La tétrarchie : un Empire, quatre "préfectures"
Dioclétien organise l’Empire en "secteurs d’opérations" : quatre grandes "préfectures" (du latin praefectura, gouvernement, district) comptant 96 provinces, lesquelles sont regroupées en douze "diocèses" (du grec διοίκησις, dioikèsis, administration, province), sept pour l’Occident et cinq pour l’Orient (en 305). L'Empire n’est donc pas divisé, au sens premier du terme, car Dioclétien conserve toute son autorité sur ses "associés", ainsi que sur l’ensemble des territoires et des légions, Maximien ne bénéficiant que d’une délégation de l’imperium.
Doté du pouvoir législatif, Dioclétien porte le titre de Primus Augustus ("Premier Auguste") pour marquer sa supériorité. À la tête de chaque diocèse se trouve un "vice-préfet du prétoire" (vice praefectus praetorio), plus couramment nommé "vicaire" (vicarius), qui sert d’intermédiaire entre le gouverneur de province et l’empereur. Cette réforme permet ainsi une répartition des tâches et des compétences ; elle renforce le pouvoir impérial en développant sa bureaucratie.

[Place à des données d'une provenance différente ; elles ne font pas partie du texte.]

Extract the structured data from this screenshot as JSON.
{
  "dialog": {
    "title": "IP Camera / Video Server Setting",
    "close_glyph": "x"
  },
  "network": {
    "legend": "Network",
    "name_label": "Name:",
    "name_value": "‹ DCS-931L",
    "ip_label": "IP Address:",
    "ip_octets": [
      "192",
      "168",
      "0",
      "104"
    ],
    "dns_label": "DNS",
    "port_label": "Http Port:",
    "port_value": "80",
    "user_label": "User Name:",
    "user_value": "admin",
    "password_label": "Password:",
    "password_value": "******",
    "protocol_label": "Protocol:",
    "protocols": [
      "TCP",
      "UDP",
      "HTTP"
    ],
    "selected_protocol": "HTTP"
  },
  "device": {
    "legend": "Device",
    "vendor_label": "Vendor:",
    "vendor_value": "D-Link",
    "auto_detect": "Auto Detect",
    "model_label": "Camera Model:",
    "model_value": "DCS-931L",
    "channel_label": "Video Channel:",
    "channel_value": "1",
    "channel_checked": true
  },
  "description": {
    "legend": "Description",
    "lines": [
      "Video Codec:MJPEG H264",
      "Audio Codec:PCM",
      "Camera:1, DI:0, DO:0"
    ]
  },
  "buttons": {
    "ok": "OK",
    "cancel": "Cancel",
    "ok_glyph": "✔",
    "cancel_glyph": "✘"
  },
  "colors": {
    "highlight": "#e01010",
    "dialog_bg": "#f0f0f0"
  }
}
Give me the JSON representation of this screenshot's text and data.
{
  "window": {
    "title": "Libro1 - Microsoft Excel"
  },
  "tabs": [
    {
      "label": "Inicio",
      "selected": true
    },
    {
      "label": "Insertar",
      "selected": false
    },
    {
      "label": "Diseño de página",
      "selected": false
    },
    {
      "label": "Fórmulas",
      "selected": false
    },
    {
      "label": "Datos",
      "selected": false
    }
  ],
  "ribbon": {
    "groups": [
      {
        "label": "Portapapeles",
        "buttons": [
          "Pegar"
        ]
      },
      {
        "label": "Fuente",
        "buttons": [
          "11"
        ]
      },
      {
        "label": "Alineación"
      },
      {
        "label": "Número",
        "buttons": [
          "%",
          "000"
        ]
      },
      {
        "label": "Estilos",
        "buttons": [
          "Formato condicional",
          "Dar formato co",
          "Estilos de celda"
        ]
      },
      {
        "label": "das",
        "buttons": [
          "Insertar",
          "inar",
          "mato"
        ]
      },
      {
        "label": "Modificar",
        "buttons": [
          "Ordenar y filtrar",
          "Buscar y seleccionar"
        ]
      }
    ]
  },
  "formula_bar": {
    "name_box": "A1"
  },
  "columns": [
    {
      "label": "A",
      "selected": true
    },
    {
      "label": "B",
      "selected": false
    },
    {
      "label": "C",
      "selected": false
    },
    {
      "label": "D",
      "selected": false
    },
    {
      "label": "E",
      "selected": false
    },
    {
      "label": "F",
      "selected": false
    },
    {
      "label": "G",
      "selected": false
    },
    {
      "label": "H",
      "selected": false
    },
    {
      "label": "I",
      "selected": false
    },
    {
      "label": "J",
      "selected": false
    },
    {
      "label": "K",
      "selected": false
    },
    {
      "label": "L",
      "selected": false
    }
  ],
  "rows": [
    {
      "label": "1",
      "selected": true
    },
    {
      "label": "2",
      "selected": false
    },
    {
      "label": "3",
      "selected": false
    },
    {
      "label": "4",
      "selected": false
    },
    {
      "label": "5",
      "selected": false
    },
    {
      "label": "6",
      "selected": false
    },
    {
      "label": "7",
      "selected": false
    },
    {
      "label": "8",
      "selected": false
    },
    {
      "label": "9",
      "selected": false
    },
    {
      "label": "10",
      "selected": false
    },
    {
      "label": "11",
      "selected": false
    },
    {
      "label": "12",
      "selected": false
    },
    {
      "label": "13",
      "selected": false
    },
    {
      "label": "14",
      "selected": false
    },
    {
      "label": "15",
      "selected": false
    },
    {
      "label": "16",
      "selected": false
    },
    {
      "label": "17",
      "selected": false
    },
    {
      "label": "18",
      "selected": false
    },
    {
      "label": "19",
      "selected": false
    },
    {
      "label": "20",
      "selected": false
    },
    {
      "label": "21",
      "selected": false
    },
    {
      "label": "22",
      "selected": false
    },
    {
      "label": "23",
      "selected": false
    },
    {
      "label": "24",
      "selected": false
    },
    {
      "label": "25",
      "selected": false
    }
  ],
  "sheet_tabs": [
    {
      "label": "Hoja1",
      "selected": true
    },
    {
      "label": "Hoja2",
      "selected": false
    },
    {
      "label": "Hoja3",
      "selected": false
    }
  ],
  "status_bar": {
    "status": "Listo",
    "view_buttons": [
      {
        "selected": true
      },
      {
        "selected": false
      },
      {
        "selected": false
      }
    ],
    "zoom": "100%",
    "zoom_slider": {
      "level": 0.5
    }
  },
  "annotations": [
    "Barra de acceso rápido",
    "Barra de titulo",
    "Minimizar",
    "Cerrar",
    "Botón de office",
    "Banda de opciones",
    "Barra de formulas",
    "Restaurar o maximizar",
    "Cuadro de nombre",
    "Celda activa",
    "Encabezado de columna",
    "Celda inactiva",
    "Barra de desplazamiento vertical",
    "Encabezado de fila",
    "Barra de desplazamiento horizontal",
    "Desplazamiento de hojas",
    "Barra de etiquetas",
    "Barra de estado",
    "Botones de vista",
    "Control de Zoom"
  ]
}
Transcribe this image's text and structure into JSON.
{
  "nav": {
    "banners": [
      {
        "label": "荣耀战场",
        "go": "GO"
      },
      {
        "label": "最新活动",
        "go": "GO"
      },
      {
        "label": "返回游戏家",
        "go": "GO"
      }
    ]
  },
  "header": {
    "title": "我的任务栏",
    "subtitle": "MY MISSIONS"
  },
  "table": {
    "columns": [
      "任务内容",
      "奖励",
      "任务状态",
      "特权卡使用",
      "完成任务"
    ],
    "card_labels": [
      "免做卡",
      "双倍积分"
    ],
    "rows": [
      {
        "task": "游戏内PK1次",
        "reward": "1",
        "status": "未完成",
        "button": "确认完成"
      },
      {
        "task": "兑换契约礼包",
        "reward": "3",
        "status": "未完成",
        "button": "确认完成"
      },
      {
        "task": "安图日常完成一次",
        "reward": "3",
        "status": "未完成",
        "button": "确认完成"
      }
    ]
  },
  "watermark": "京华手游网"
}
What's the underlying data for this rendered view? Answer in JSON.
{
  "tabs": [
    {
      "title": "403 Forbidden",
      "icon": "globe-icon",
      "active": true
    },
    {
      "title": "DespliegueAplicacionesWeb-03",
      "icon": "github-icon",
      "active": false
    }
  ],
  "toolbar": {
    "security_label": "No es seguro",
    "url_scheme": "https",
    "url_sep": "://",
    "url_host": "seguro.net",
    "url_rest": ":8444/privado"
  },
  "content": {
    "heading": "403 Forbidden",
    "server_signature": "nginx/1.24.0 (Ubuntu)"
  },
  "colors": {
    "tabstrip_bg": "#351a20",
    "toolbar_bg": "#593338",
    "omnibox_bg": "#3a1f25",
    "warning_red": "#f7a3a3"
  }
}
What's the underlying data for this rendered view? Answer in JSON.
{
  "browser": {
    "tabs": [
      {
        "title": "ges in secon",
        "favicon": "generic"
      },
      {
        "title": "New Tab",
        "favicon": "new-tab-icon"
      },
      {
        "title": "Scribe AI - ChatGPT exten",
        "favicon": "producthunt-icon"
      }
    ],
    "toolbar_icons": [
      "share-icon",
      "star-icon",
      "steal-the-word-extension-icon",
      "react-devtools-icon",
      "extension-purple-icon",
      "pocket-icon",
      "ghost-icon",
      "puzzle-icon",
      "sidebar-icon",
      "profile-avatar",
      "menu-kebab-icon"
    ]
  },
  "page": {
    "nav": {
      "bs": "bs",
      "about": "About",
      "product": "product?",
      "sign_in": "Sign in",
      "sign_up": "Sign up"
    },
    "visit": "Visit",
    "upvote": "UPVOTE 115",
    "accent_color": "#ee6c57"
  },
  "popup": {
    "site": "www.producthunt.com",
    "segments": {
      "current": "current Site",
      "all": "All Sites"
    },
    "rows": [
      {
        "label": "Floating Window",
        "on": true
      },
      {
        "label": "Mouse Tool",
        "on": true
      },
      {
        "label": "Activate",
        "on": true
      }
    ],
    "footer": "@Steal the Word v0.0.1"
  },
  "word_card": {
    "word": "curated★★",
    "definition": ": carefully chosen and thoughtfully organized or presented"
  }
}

Voir "La Tétrarchie : de Dioclétien à Constantin (284 - 324)"
Un Dalmate au pouvoir
Dans le dernier tiers du IIIe siècle après Jésus-Christ, la situation de l’Empire romain est particulièrement préoccupante : les peuples dits "barbares" menacent l’Empire à ses frontières ; la situation financière et économique est mauvaise. Après la mort brutale de l’empereur Carus en 283, ses deux fils, Carin et Numérien, sont proclamés "Augustes" par leurs troupes. Numérien meurt en novembre 284 dans des circonstances obscures et Carin est assassiné peu après. C’est quasiment au même moment (20 novembre 284) que les soldats romains acclament en tant qu’Auguste Gaius Valerius Dioclès, commandant de la garde impériale : dès cette date, il porte les noms de Marcus Aurelius Gaius Valerius Diocletianus (Dioclétien).
Né vers le 22 décembre 244 à Salona en Dalmatie (dans l’actuelle Croatie, près de Split), Gaius Valerius Dioclès (latinisé en Diocletianus) a des origines mal connues et on ignore tout de sa vie avant son avènement en 284. Sorti du rang, il a fait une brillante carrière militaire, parvenant aux plus importants commandements : chef de la garde rapprochée de Carus et de Numérien, chef d’une unité d’élite nommée divinum latus ("le divin flanc"). Malgré le caractère stéréotypé des portraits officiels et les destructions des chrétiens, on peut imaginer son apparence : front peu dégagé, arcades proéminentes, pommettes saillantes, air concentré et réfléchi. C’était "un dur", un soldat intelligent et surtout pragmatique.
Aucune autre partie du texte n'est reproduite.